Le odiaba por no ser capaz de perdonarse a sí misma. Por no ser capaz de hacerla sentir mejor. Por dejarla a ella sola tirando del carro. Gus no había podido ver por dónde tenía que ir para llegar al futuro, y había echado a caminar a ciegas hacia delante porque no había otra dirección.

Su sueño, cuando estudiaba fotografía en Wellesley, no había sido montar un establecimiento gastronómico para vender bocadillos y sopa. Pero le gustó bastante dirigir La Cafetería y, además, seguían necesitando comer, dormir y comprar zapatos. Irónicamente, en realidad, ya que le proporcionó una visión muy diferente de Christopher. Era un hombre al que siempre se le dio bien escuchar. Y él le habría podido dar buenos consejos sobre cómo digerir lo de su muerte.

Al final acabó costándole recordar cualquier detalle malo.

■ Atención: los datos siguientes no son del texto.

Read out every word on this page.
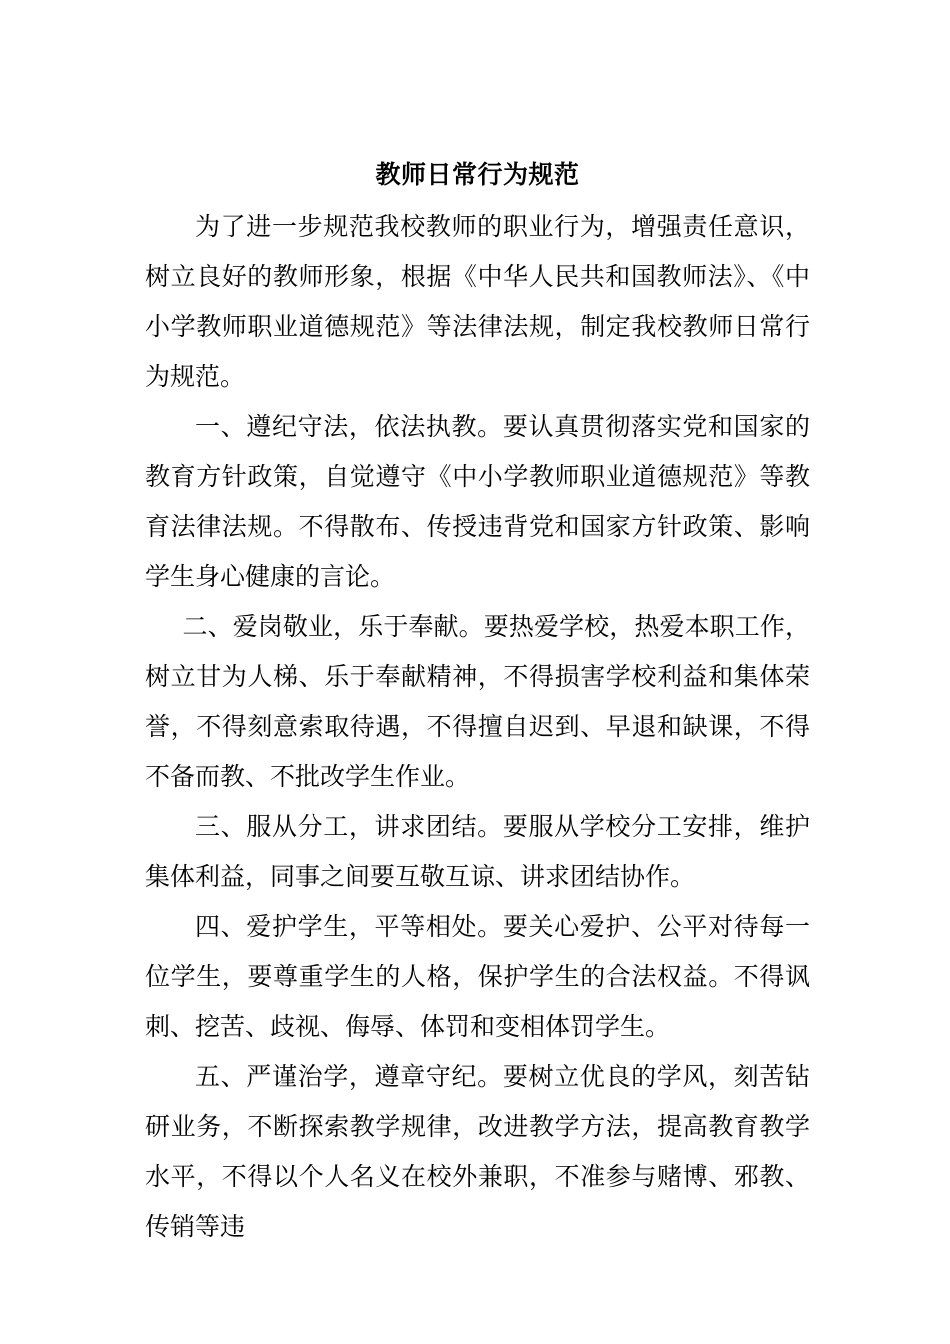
教师日常行为规范

为了进一步规范我校教师的职业行为，增强责任意识，树立良好的教师形象，根据《中华人民共和国教师法》、《中小学教师职业道德规范》等法律法规，制定我校教师日常行为规范。

一、遵纪守法，依法执教。要认真贯彻落实党和国家的教育方针政策，自觉遵守《中小学教师职业道德规范》等教育法律法规。不得散布、传授违背党和国家方针政策、影响学生身心健康的言论。

二、爱岗敬业，乐于奉献。要热爱学校，热爱本职工作，树立甘为人梯、乐于奉献精神，不得损害学校利益和集体荣誉，不得刻意索取待遇，不得擅自迟到、早退和缺课，不得不备而教、不批改学生作业。

三、服从分工，讲求团结。要服从学校分工安排，维护集体利益，同事之间要互敬互谅、讲求团结协作。

四、爱护学生，平等相处。要关心爱护、公平对待每一位学生，要尊重学生的人格，保护学生的合法权益。不得讽刺、挖苦、歧视、侮辱、体罚和变相体罚学生。

五、严谨治学，遵章守纪。要树立优良的学风，刻苦钻研业务，不断探索教学规律，改进教学方法，提高教育教学水平，不得以个人名义在校外兼职，不准参与赌博、邪教、传销等违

Nada de lo que su marido había hecho le parecía horroroso ya.

Hasta le perdonó por haber muerto.

Gus se volvió mejor madre (más organizada, más eficiente, más capaz) de lo que había sido en todos los años anteriores. Prometió a Christopher que velaría por que sus hijas estuviesen bien y fuesen felices, fuera como fuera.

Y ahora al parecer no lo eran.

Y todo el dinero había desaparecido.

Era como si hubiese caído en una serpiente gigante y se deslizase hacia abajo, incapaz de parar, hasta el punto donde había estado veinte años atrás, con dos hijas superadas por las emociones, pesares económicos y nada más que interrogantes e incertidumbre. Lavado, aclarado, vuelta a empezar: su vida rodaba metida en un ciclo infinito.

—Oh, Dios mío, ayúdame —dijo Gus en voz alta—. Estamos en la ruina.

LECHE DERRAMADA
20

El resto del grupo se había quedado en el vestíbulo del hotel, matando el rato, después de que Gus subiese a su habitación con sus hijas, y en el ambiente había quedado un poso incómodo.

Hannah, que se había puesto la capucha de la sudadera, había sacado del bolsillo un paquete de chicles Fruit Stripe. Se había llevado una mochila entera de chucherías por si al final se quedaba todo el fin de semana. Por si al final tenía que quedarse escondida en su habitación.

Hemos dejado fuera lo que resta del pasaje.